Google, which was started in a garage by two students, became a 100 billion pounds giant relied upon by 60 per cent of Internet users due to a secret success recipe - free beer, barbecues and rum.
One of the men at the heart of the Google empire has revealed the secrets behind the world's most popular search engine, which rose from almost nothing 10 years ago to the fifth-largest company on the New York Stock Exchange and a global brand worth twice as much as Coca-Cola.
Charlie Ayers has disclosed that Google was not just started using a groundbreaking technology, but on a revolutionary approach to food in the staff canteen.
Ayers was hired by Sergey Brin and Larry Page, Google's founders, in the belief that like a Napoleonic army, an Internet giant marches on its stomach.
As Google's first chef, his mission was to seduce an unruly gaggle of brilliant but wayward computer engineers into wanting to stay at the office. His success, he said, meant Google's rise to the top was fuelled by free beer, barbecues and rum.
It began in 1998, when Page and Brin started Google in a friend's garage near Stanford University in California.
A few months later, they recruited Ayers.
"They said: 'We are not going to charge for food here, ever'," the Telegraph quoted Ayers, as remembering.

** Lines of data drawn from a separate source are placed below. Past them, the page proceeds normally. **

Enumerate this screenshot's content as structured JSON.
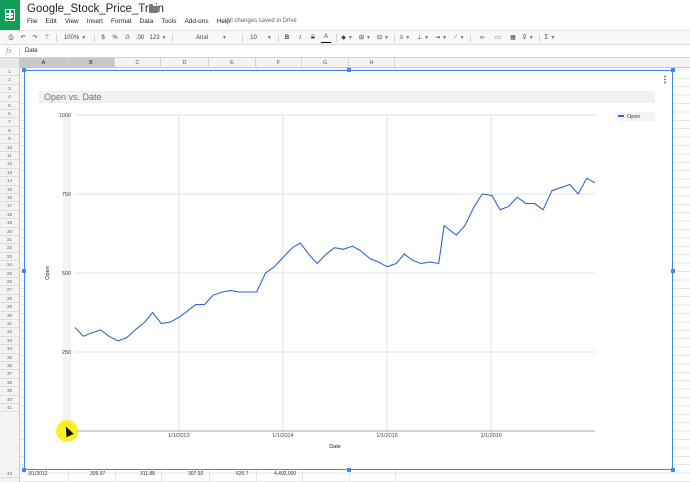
{
  "app": {
    "title": "Google_Stock_Price_Train",
    "save_status": "All changes saved in Drive",
    "menu": [
      "File",
      "Edit",
      "View",
      "Insert",
      "Format",
      "Data",
      "Tools",
      "Add-ons",
      "Help"
    ]
  },
  "toolbar": {
    "zoom": "100%",
    "currency": "$",
    "percent": "%",
    "decimal_decrease": ".0",
    "decimal_increase": ".00",
    "more_formats": "123",
    "font": "Arial",
    "font_size": "10",
    "bold": "B",
    "italic": "I",
    "strikethrough": "S",
    "text_color": "A",
    "sum": "Σ"
  },
  "formula_bar": {
    "fx": "fx",
    "value": "Date"
  },
  "grid": {
    "columns": [
      "A",
      "B",
      "C",
      "D",
      "E",
      "F",
      "G",
      "H"
    ],
    "selected_columns": [
      "A",
      "B"
    ],
    "rows": [
      "1",
      "2",
      "3",
      "4",
      "5",
      "6",
      "7",
      "8",
      "9",
      "10",
      "11",
      "12",
      "13",
      "14",
      "15",
      "16",
      "17",
      "18",
      "19",
      "20",
      "21",
      "22",
      "23",
      "24",
      "25",
      "26",
      "27",
      "28",
      "29",
      "30",
      "31",
      "32",
      "33",
      "34",
      "35",
      "36",
      "37",
      "38",
      "39",
      "40",
      "41",
      "42"
    ],
    "partial_row": {
      "date": "3/1/2012",
      "open": "309.97",
      "high": "311.88",
      "low": "307.92",
      "close": "620.7",
      "volume": "4,492,000"
    }
  },
  "chart_data": {
    "type": "line",
    "title": "Open vs. Date",
    "xlabel": "Date",
    "ylabel": "Open",
    "y_ticks": [
      "250",
      "500",
      "750",
      "1000"
    ],
    "x_ticks": [
      "1/1/2013",
      "1/1/2014",
      "1/1/2015",
      "1/1/2016"
    ],
    "ylim": [
      0,
      1000
    ],
    "xlim": [
      "2012-01-03",
      "2016-12-30"
    ],
    "legend": "right",
    "legend_entries": [
      "Open"
    ],
    "grid": true,
    "colors": {
      "Open": "#3366cc"
    },
    "series": [
      {
        "name": "Open",
        "x": [
          "2012-01-03",
          "2012-02-01",
          "2012-03-01",
          "2012-04-02",
          "2012-05-01",
          "2012-06-01",
          "2012-07-02",
          "2012-08-01",
          "2012-09-04",
          "2012-10-01",
          "2012-11-01",
          "2012-12-03",
          "2013-01-02",
          "2013-02-01",
          "2013-03-01",
          "2013-04-01",
          "2013-05-01",
          "2013-06-03",
          "2013-07-01",
          "2013-08-01",
          "2013-09-03",
          "2013-10-01",
          "2013-11-01",
          "2013-12-02",
          "2014-01-02",
          "2014-02-03",
          "2014-03-03",
          "2014-04-01",
          "2014-05-01",
          "2014-06-02",
          "2014-07-01",
          "2014-08-01",
          "2014-09-02",
          "2014-10-01",
          "2014-11-03",
          "2014-12-01",
          "2015-01-02",
          "2015-02-02",
          "2015-03-02",
          "2015-04-01",
          "2015-05-01",
          "2015-06-01",
          "2015-07-01",
          "2015-07-20",
          "2015-08-03",
          "2015-09-01",
          "2015-10-01",
          "2015-11-02",
          "2015-12-01",
          "2016-01-04",
          "2016-02-01",
          "2016-03-01",
          "2016-04-01",
          "2016-05-02",
          "2016-06-01",
          "2016-07-01",
          "2016-08-01",
          "2016-09-01",
          "2016-10-03",
          "2016-11-01",
          "2016-12-01",
          "2016-12-30"
        ],
        "values": [
          328,
          300,
          310,
          320,
          300,
          285,
          295,
          320,
          345,
          375,
          340,
          345,
          360,
          380,
          400,
          400,
          430,
          440,
          445,
          440,
          440,
          440,
          500,
          520,
          550,
          580,
          595,
          560,
          530,
          560,
          580,
          575,
          585,
          570,
          545,
          535,
          520,
          530,
          560,
          540,
          530,
          535,
          530,
          650,
          640,
          620,
          650,
          710,
          750,
          745,
          700,
          710,
          740,
          720,
          720,
          700,
          760,
          770,
          780,
          750,
          800,
          785
        ]
      }
    ]
  }
}
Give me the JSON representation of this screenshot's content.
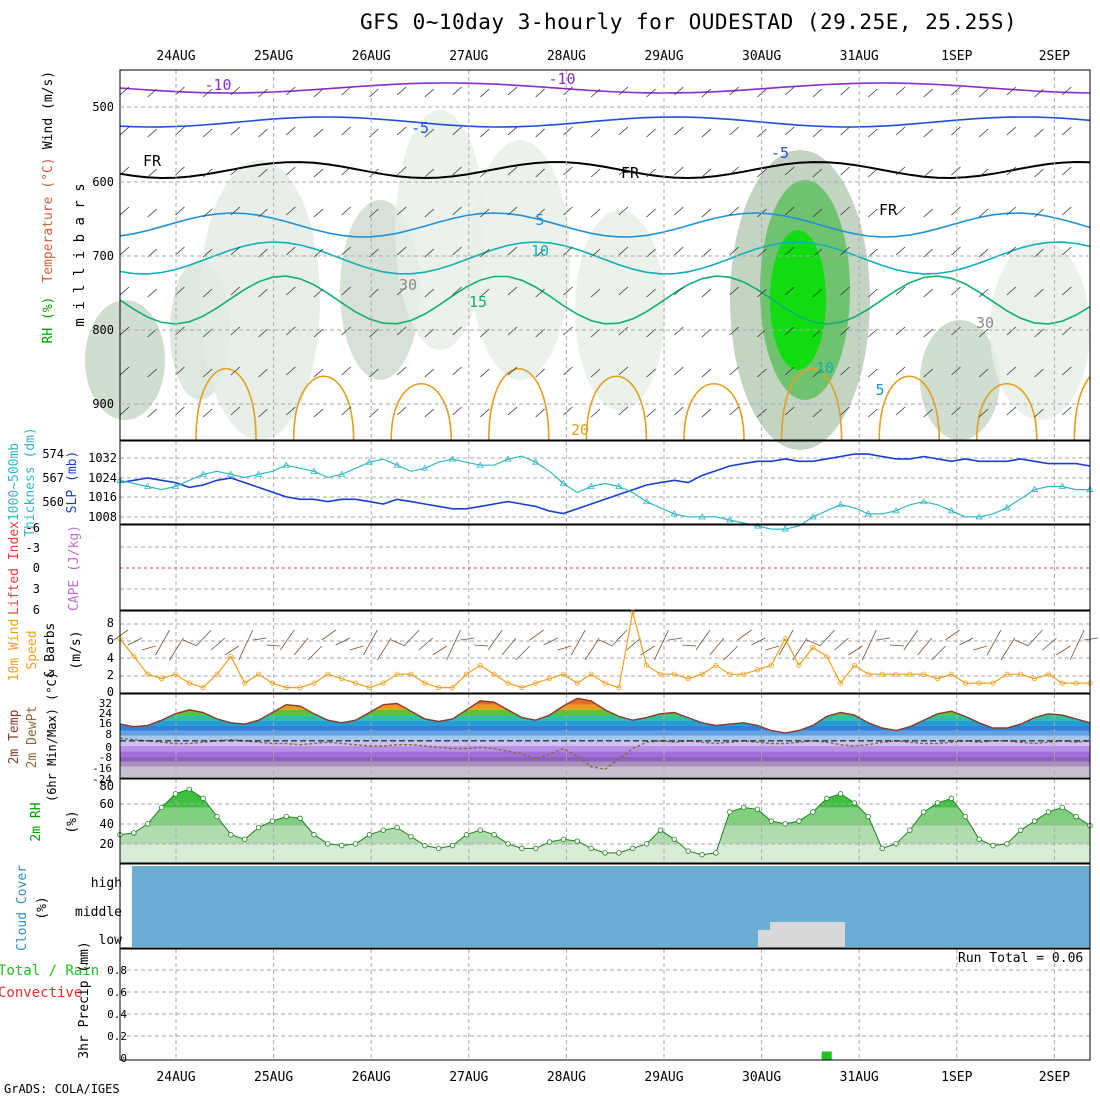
{
  "title": "GFS 0~10day 3-hourly for OUDESTAD (29.25E, 25.25S)",
  "credit": "GrADS: COLA/IGES",
  "run_total_label": "Run Total = 0.06",
  "dates": [
    "24AUG",
    "25AUG",
    "26AUG",
    "27AUG",
    "28AUG",
    "29AUG",
    "30AUG",
    "31AUG",
    "1SEP",
    "2SEP"
  ],
  "chart_data": [
    {
      "type": "contour",
      "panel": "upper-air",
      "ylabel": "m i l l i b a r s",
      "left_labels": [
        "RH (%)",
        "Temperature (°C)",
        "Wind (m/s)"
      ],
      "y_ticks": [
        500,
        600,
        700,
        800,
        900
      ],
      "contour_labels": [
        "-10",
        "-10",
        "-5",
        "-5",
        "5",
        "5",
        "10",
        "10",
        "15",
        "20",
        "30",
        "30",
        "FR",
        "FR",
        "FR"
      ],
      "colors": {
        "minus10": "#8a2cc8",
        "minus5": "#1f4fd8",
        "five": "#2090d8",
        "ten": "#10b0b8",
        "fifteen": "#10b070",
        "twenty": "#e0a020",
        "freezing": "#000000",
        "rh_high": "#00d000"
      }
    },
    {
      "type": "line",
      "panel": "thickness-slp",
      "left_labels": [
        "1000~500mb",
        "Thickness (dm)",
        "SLP (mb)"
      ],
      "y_ticks_left": [
        "574",
        "567",
        "560"
      ],
      "y_ticks_right": [
        "1032",
        "1024",
        "1016",
        "1008"
      ],
      "series": [
        {
          "color": "#1a3fd0",
          "values": [
            1021,
            1022,
            1023,
            1022,
            1021,
            1019,
            1020,
            1022,
            1023,
            1021,
            1019,
            1017,
            1015,
            1014,
            1014,
            1013,
            1014,
            1014,
            1013,
            1012,
            1014,
            1013,
            1012,
            1011,
            1010,
            1010,
            1011,
            1012,
            1013,
            1012,
            1011,
            1009,
            1008,
            1010,
            1012,
            1014,
            1016,
            1018,
            1020,
            1021,
            1022,
            1021,
            1024,
            1026,
            1028,
            1029,
            1030,
            1030,
            1031,
            1030,
            1030,
            1031,
            1032,
            1033,
            1033,
            1032,
            1031,
            1031,
            1032,
            1031,
            1030,
            1031,
            1030,
            1030,
            1030,
            1031,
            1030,
            1029,
            1029,
            1029,
            1028
          ]
        },
        {
          "color": "#30b8c8",
          "marker": "triangle",
          "values": [
            567,
            566,
            565,
            564,
            565,
            567,
            569,
            570,
            569,
            568,
            569,
            570,
            572,
            571,
            570,
            568,
            569,
            571,
            573,
            574,
            572,
            570,
            571,
            573,
            574,
            573,
            572,
            572,
            574,
            575,
            573,
            570,
            566,
            563,
            565,
            566,
            565,
            563,
            560,
            558,
            556,
            555,
            555,
            555,
            554,
            553,
            552,
            551,
            551,
            552,
            555,
            557,
            559,
            558,
            556,
            556,
            557,
            559,
            560,
            559,
            557,
            555,
            555,
            556,
            558,
            561,
            564,
            565,
            565,
            564,
            564
          ]
        }
      ]
    },
    {
      "type": "line",
      "panel": "instability",
      "left_labels": [
        "Lifted Index",
        "CAPE (J/kg)"
      ],
      "y_ticks": [
        "-6",
        "-3",
        "0",
        "3",
        "6"
      ],
      "lifted_index_zero": 0
    },
    {
      "type": "line",
      "panel": "wind10m",
      "left_labels": [
        "10m Wind",
        "Speed",
        "& Barbs",
        "(m/s)"
      ],
      "y_ticks": [
        "8",
        "6",
        "4",
        "2",
        "0"
      ],
      "ylim": [
        0,
        9
      ],
      "series": [
        {
          "color": "#f0a020",
          "values": [
            6,
            4,
            2,
            1.5,
            2,
            1,
            0.5,
            2,
            4,
            1,
            2,
            1,
            0.5,
            0.5,
            1,
            2,
            1.5,
            1,
            0.5,
            1,
            2,
            2,
            1,
            0.5,
            0.5,
            2,
            3,
            2,
            1,
            0.5,
            1,
            1.5,
            2,
            1,
            2,
            1,
            0.5,
            9,
            3,
            2,
            2,
            1.5,
            2,
            3,
            2,
            2,
            2.5,
            3,
            6,
            3,
            5,
            4,
            1,
            3,
            2,
            2,
            2,
            2,
            2,
            1.5,
            2,
            1,
            1,
            1,
            2,
            2,
            1.5,
            2,
            1,
            1,
            1
          ]
        }
      ]
    },
    {
      "type": "area",
      "panel": "temperature",
      "left_labels": [
        "2m Temp",
        "2m DewPt",
        "(6hr Min/Max) (°C)"
      ],
      "y_ticks": [
        "32",
        "24",
        "16",
        "8",
        "0",
        "-8",
        "-16",
        "-24"
      ],
      "ylim": [
        -28,
        34
      ],
      "series": [
        {
          "name": "",
          "values": [
            13,
            11,
            12,
            16,
            21,
            24,
            22,
            17,
            14,
            13,
            16,
            22,
            28,
            27,
            21,
            16,
            14,
            16,
            22,
            28,
            29,
            23,
            17,
            15,
            17,
            24,
            31,
            30,
            24,
            18,
            16,
            20,
            27,
            33,
            31,
            24,
            19,
            16,
            18,
            21,
            22,
            18,
            14,
            12,
            13,
            14,
            12,
            8,
            6,
            8,
            12,
            19,
            22,
            20,
            14,
            10,
            8,
            11,
            16,
            21,
            23,
            19,
            14,
            10,
            10,
            13,
            18,
            21,
            20,
            17,
            14
          ]
        },
        {
          "name": "",
          "values": [
            2,
            1,
            0,
            -1,
            -2,
            -2,
            -1,
            0,
            1,
            0,
            -1,
            -2,
            -2,
            -3,
            -2,
            -1,
            -2,
            -3,
            -4,
            -4,
            -3,
            -3,
            -4,
            -5,
            -6,
            -6,
            -5,
            -6,
            -8,
            -10,
            -14,
            -10,
            -6,
            -12,
            -20,
            -22,
            -14,
            -6,
            -1,
            0,
            -1,
            0,
            -1,
            -2,
            -1,
            0,
            -1,
            -2,
            -2,
            -1,
            0,
            -1,
            -3,
            -4,
            -3,
            -1,
            0,
            -1,
            -2,
            -2,
            -1,
            0,
            -1,
            0,
            0,
            -1,
            -2,
            -1,
            0,
            -1,
            0
          ]
        }
      ]
    },
    {
      "type": "area",
      "panel": "rh2m",
      "left_labels": [
        "2m RH",
        "(%)"
      ],
      "y_ticks": [
        "80",
        "60",
        "40",
        "20"
      ],
      "ylim": [
        0,
        88
      ],
      "series": [
        {
          "color": "#00c000",
          "values": [
            30,
            32,
            42,
            60,
            75,
            80,
            70,
            50,
            30,
            25,
            38,
            45,
            50,
            48,
            30,
            20,
            18,
            20,
            30,
            35,
            38,
            28,
            18,
            15,
            18,
            30,
            35,
            30,
            20,
            15,
            15,
            22,
            25,
            23,
            15,
            10,
            10,
            15,
            20,
            35,
            25,
            12,
            8,
            10,
            55,
            60,
            58,
            45,
            42,
            45,
            55,
            70,
            75,
            65,
            50,
            15,
            20,
            35,
            55,
            65,
            70,
            50,
            25,
            18,
            20,
            35,
            45,
            55,
            60,
            50,
            40
          ]
        }
      ]
    },
    {
      "type": "area",
      "panel": "cloud",
      "left_labels": [
        "Cloud Cover",
        "(%)"
      ],
      "y_ticks": [
        "high",
        "middle",
        "low"
      ]
    },
    {
      "type": "bar",
      "panel": "precip",
      "left_labels": [
        "Total / Rain",
        "Convective",
        "3hr Precip (mm)"
      ],
      "y_ticks": [
        "0.8",
        "0.6",
        "0.4",
        "0.2",
        "0"
      ],
      "ylim": [
        0,
        1
      ],
      "series": [
        {
          "name": "",
          "color": "#20c020",
          "values": [
            {
              "x": 51,
              "v": 0.06
            }
          ]
        }
      ]
    }
  ]
}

"I said 'That's crazy.' They explained my job was to create this ambience, to build this captivated audience where people wanted to come in super-early and stay super-late. They interviewed me above a bicycle shop.
"They thought they were going to go global. I thought 'Good luck'. The way they were playing with children's toys, riding around on scooters, I had no idea they were doing any work," he added.
He signed up, however, and started easing the computer engineers into the long hours culture with innovations including free beer and fortnightly "big ass" barbecues, and breakfast specials. He converted the "googlers" to a diet that ensured they kept working after lunch and weaned them off pizzas.
As explained in his new book, Eat Yourself Smart, his faith in the profit-making power of raw food extended to generous offerings of sushi - "the fat found in fish helps make the cell membranes round the brain more elastic and more able to absorb nutrients easily".
His empire grew to 150 cooks, serving up to 7,000 meals a day for 5,000 at the thee million square foot "Googleplex", the HQ in Mountain View, California.